There’s also no worry about an Ocean’s 11-style heist. “We’re pretty insulated,” explains Andrews. “The great thing about ships is that everyone has to be registered and have a passport, so from a cheating point of view, no one wants to commit a criminal act and not be able to get away.”

“Some machines can cost as much as a new car so it can be difficult to stay current with the industry.”

Bender believes that there will always be some security concerns. “We have seen some instances of credit card fraud but something we already do, and expect to see more of in the future, is people using their room card instead of cash in the casino,” he says. “They can charge everything to it, including the casinos.”

“And as far as traditional card counting and cheating goes” he adds, “we’re fortunate that we are a vacation and people have to take a week out and pay before they can even go into a casino, so unlike a land-based casino, where someone can just walk in off the street and start playing, it is not so easy with a cruise. And of course, with passports, it is hard to hide your identity. So it protects us very well and we have very few incidents.”


Both Carnival and Celebrity are members of the CLIA (Cruise Lines International Association) and abide by its gaming and gambling rules. “CLIA has set up guidelines for gaming which we follow, as all lines do,” says Bender. “They are based upon Nevada Gaming and New Jersey Gaming commissions as well as those of the British, Australian, South Africa and Bahamian commissions, which are all very highly controlled and very organised gaming bodies.”
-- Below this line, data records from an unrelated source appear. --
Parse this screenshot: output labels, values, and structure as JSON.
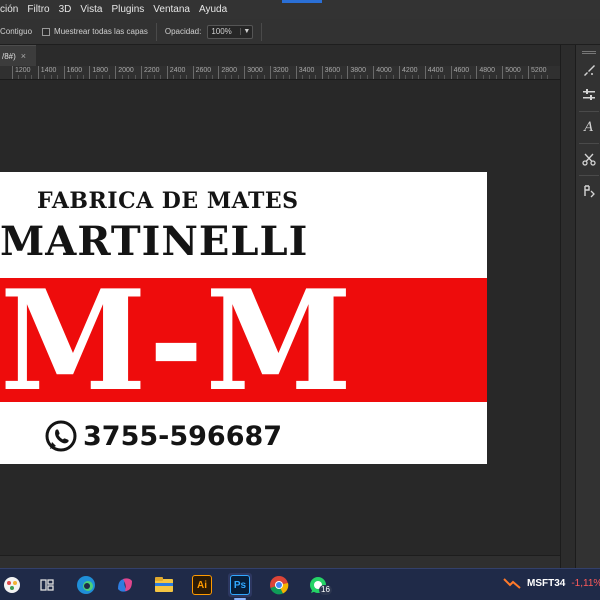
{
  "menubar": {
    "items": [
      "ción",
      "Filtro",
      "3D",
      "Vista",
      "Plugins",
      "Ventana",
      "Ayuda"
    ]
  },
  "options": {
    "contiguous_label": "Contiguo",
    "sample_all_label": "Muestrear todas las capas",
    "opacity_label": "Opacidad:",
    "opacity_value": "100%"
  },
  "tab": {
    "label": "/8#)",
    "close": "×"
  },
  "ruler": {
    "labels": [
      "1200",
      "1400",
      "1600",
      "1800",
      "2000",
      "2200",
      "2400",
      "2600",
      "2800",
      "3000",
      "3200",
      "3400",
      "3600",
      "3800",
      "4000",
      "4200",
      "4400",
      "4600",
      "4800",
      "5000",
      "5200"
    ]
  },
  "artwork": {
    "line1": "FABRICA DE MATES",
    "line2": "MARTINELLI",
    "monogram": "M-M",
    "phone": "3755-596687",
    "colors": {
      "red": "#ee0c0c",
      "ink": "#141414",
      "white": "#ffffff"
    }
  },
  "right_tools": [
    "brush-settings-icon",
    "adjust-sliders-icon",
    "character-icon",
    "scissors-icon",
    "paragraph-icon"
  ],
  "taskbar": {
    "apps": [
      "start",
      "task-view",
      "edge",
      "copilot",
      "file-explorer",
      "illustrator",
      "photoshop",
      "chrome",
      "whatsapp"
    ],
    "ai_label": "Ai",
    "ps_label": "Ps",
    "whatsapp_badge": "16",
    "ticker_symbol": "MSFT34",
    "ticker_change": "-1,11%"
  }
}
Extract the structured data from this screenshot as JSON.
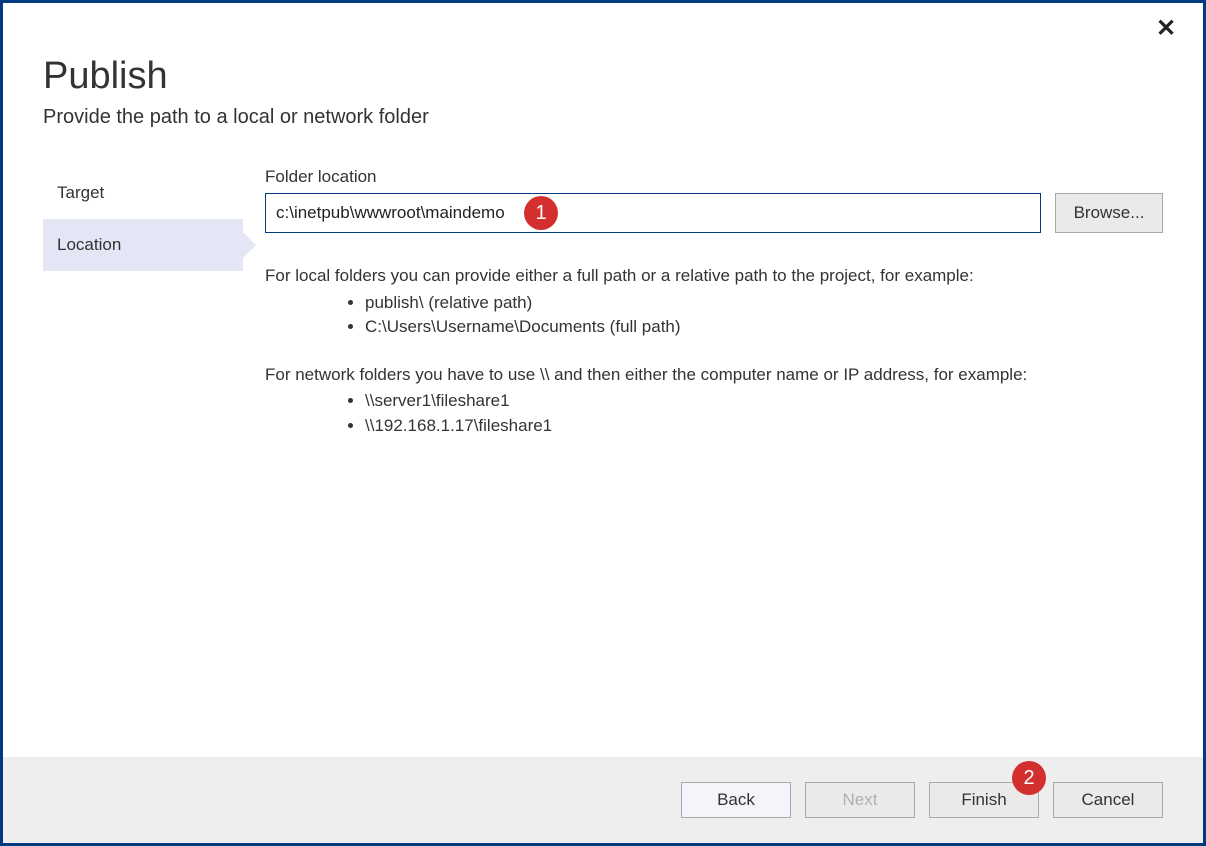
{
  "window": {
    "title": "Publish",
    "subtitle": "Provide the path to a local or network folder",
    "close_label": "✕"
  },
  "sidebar": {
    "items": [
      {
        "label": "Target",
        "selected": false
      },
      {
        "label": "Location",
        "selected": true
      }
    ]
  },
  "form": {
    "folder_label": "Folder location",
    "folder_value": "c:\\inetpub\\wwwroot\\maindemo",
    "browse_label": "Browse..."
  },
  "help": {
    "local_intro": "For local folders you can provide either a full path or a relative path to the project, for example:",
    "local_examples": [
      "publish\\ (relative path)",
      "C:\\Users\\Username\\Documents (full path)"
    ],
    "network_intro": "For network folders you have to use \\\\ and then either the computer name or IP address, for example:",
    "network_examples": [
      "\\\\server1\\fileshare1",
      "\\\\192.168.1.17\\fileshare1"
    ]
  },
  "footer": {
    "back": "Back",
    "next": "Next",
    "finish": "Finish",
    "cancel": "Cancel"
  },
  "callouts": {
    "one": "1",
    "two": "2"
  }
}
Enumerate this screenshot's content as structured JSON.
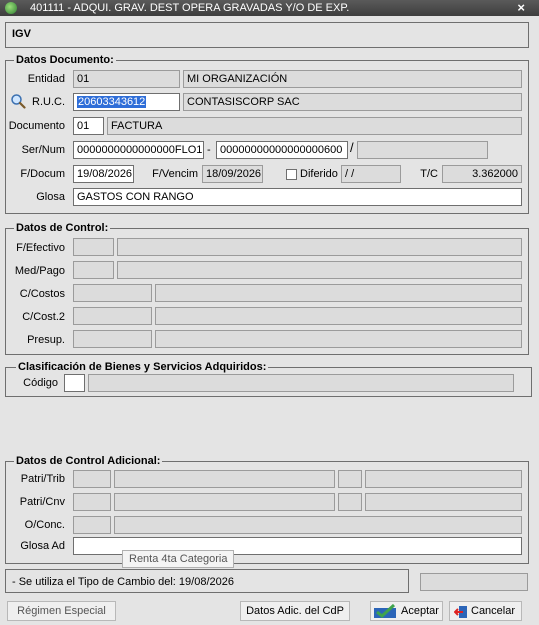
{
  "window": {
    "title": "401111 - ADQUI. GRAV. DEST OPERA GRAVADAS Y/O DE EXP.",
    "close": "×"
  },
  "header": {
    "title": "IGV"
  },
  "datos_documento": {
    "legend": "Datos Documento:",
    "entidad": {
      "label": "Entidad",
      "code": "01",
      "name": "MI ORGANIZACIÓN"
    },
    "ruc": {
      "label": "R.U.C.",
      "value": "20603343612",
      "name": "CONTASISCORP SAC"
    },
    "documento": {
      "label": "Documento",
      "code": "01",
      "name": "FACTURA"
    },
    "sernum": {
      "label": "Ser/Num",
      "serie": "0000000000000000FLO1",
      "sep": "-",
      "numero": "00000000000000000600",
      "slash": "/",
      "extra": ""
    },
    "fdocum": {
      "label": "F/Docum",
      "value": "19/08/2026"
    },
    "fvencim": {
      "label": "F/Vencim",
      "value": "18/09/2026"
    },
    "diferido": {
      "label": "Diferido",
      "value": " /  /"
    },
    "tc": {
      "label": "T/C",
      "value": "3.362000"
    },
    "glosa": {
      "label": "Glosa",
      "value": "GASTOS CON RANGO"
    }
  },
  "datos_control": {
    "legend": "Datos de Control:",
    "fefectivo": "F/Efectivo",
    "medpago": "Med/Pago",
    "ccostos": "C/Costos",
    "ccost2": "C/Cost.2",
    "presup": "Presup."
  },
  "clasificacion": {
    "legend": "Clasificación de Bienes y Servicios Adquiridos:",
    "codigo": "Código"
  },
  "datos_adicional": {
    "legend": "Datos de Control Adicional:",
    "patritrib": "Patri/Trib",
    "patricnv": "Patri/Cnv",
    "oconc": "O/Conc.",
    "glosa_ad": "Glosa Ad"
  },
  "tooltip": "Renta 4ta Categoria",
  "status": {
    "message": "- Se utiliza el Tipo de Cambio del: 19/08/2026"
  },
  "buttons": {
    "regimen": "Régimen Especial",
    "datos_adic": "Datos Adic. del CdP",
    "aceptar": "Aceptar",
    "cancelar": "Cancelar"
  }
}
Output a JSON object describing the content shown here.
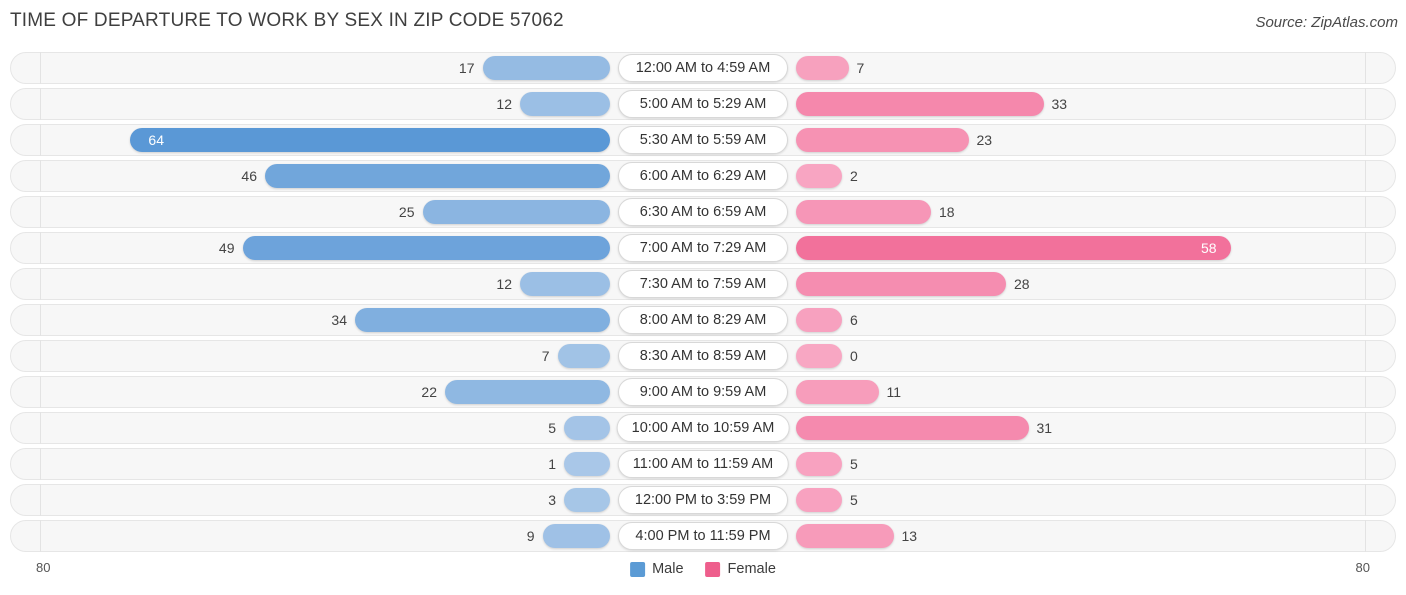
{
  "header": {
    "title": "TIME OF DEPARTURE TO WORK BY SEX IN ZIP CODE 57062",
    "source": "Source: ZipAtlas.com"
  },
  "legend": {
    "male_label": "Male",
    "female_label": "Female",
    "male_color": "#5B9BD5",
    "female_color": "#EE5E8C"
  },
  "axis": {
    "left_max": "80",
    "right_max": "80"
  },
  "chart_data": {
    "type": "bar",
    "title": "TIME OF DEPARTURE TO WORK BY SEX IN ZIP CODE 57062",
    "subtitle": "Source: ZipAtlas.com",
    "orientation": "horizontal-diverging",
    "xlabel": "",
    "ylabel": "",
    "xlim": [
      80,
      80
    ],
    "grid": false,
    "legend_position": "bottom-center",
    "categories": [
      "12:00 AM to 4:59 AM",
      "5:00 AM to 5:29 AM",
      "5:30 AM to 5:59 AM",
      "6:00 AM to 6:29 AM",
      "6:30 AM to 6:59 AM",
      "7:00 AM to 7:29 AM",
      "7:30 AM to 7:59 AM",
      "8:00 AM to 8:29 AM",
      "8:30 AM to 8:59 AM",
      "9:00 AM to 9:59 AM",
      "10:00 AM to 10:59 AM",
      "11:00 AM to 11:59 AM",
      "12:00 PM to 3:59 PM",
      "4:00 PM to 11:59 PM"
    ],
    "series": [
      {
        "name": "Male",
        "values": [
          17,
          12,
          64,
          46,
          25,
          49,
          12,
          34,
          7,
          22,
          5,
          1,
          3,
          9
        ]
      },
      {
        "name": "Female",
        "values": [
          7,
          33,
          23,
          2,
          18,
          58,
          28,
          6,
          0,
          11,
          31,
          5,
          5,
          13
        ]
      }
    ]
  }
}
“Most countries, including the US, do not allow ships to open casinos,” Bender adds, “unless they pass three miles offshore, reaching international waters. Some prefer six or nine miles. If you sail out of Miami for instance, the casinos won’t open until 30 mins after you have left the port.”


According to Andrews, staying current is the biggest challenge. “We are somewhat insulated from the industry, such as with the growth of computer gaming, as it outstrips our ability to keep up with the latest equipment,” he says.

“While blackjack is still the preferred tableside game, there is also a big trend towards electronic table games, without dealers. Some machines can cost as much as a new car so it can be difficult to stay current with the industry. We don’t have that in our budget. Those products are priced for land-based casinos.”

“There is a big trend towards electronic table games.”

New technology has also been tailored for Carnival cruise passengers. “On any Carnival ship,” Bender says, “there are 200 to 250 slot machines with slot-tracking systems, whereby guests can use their room cards in the slot machine which tracks their winnings and gives them points they can exchange for awards and rewards. We mirror the industry as a whole and slots are a big percentage of our revenue.”

Bender says that with so many Carnival ships dispersed worldwide, it creates specific logistical problems. “There is limited space, so we cannot always provide a large enough entertainment area, whether it is a show lounge or a casino,” he says.

As the demand and expectation for gaming entertainment increases, cruise lines are increasingly traversing the physical limitations of offshore gaming while maximising on the lucrative opportunities such entertainments can offer.

By achieving the right balance, cruise lines could walk away big winners.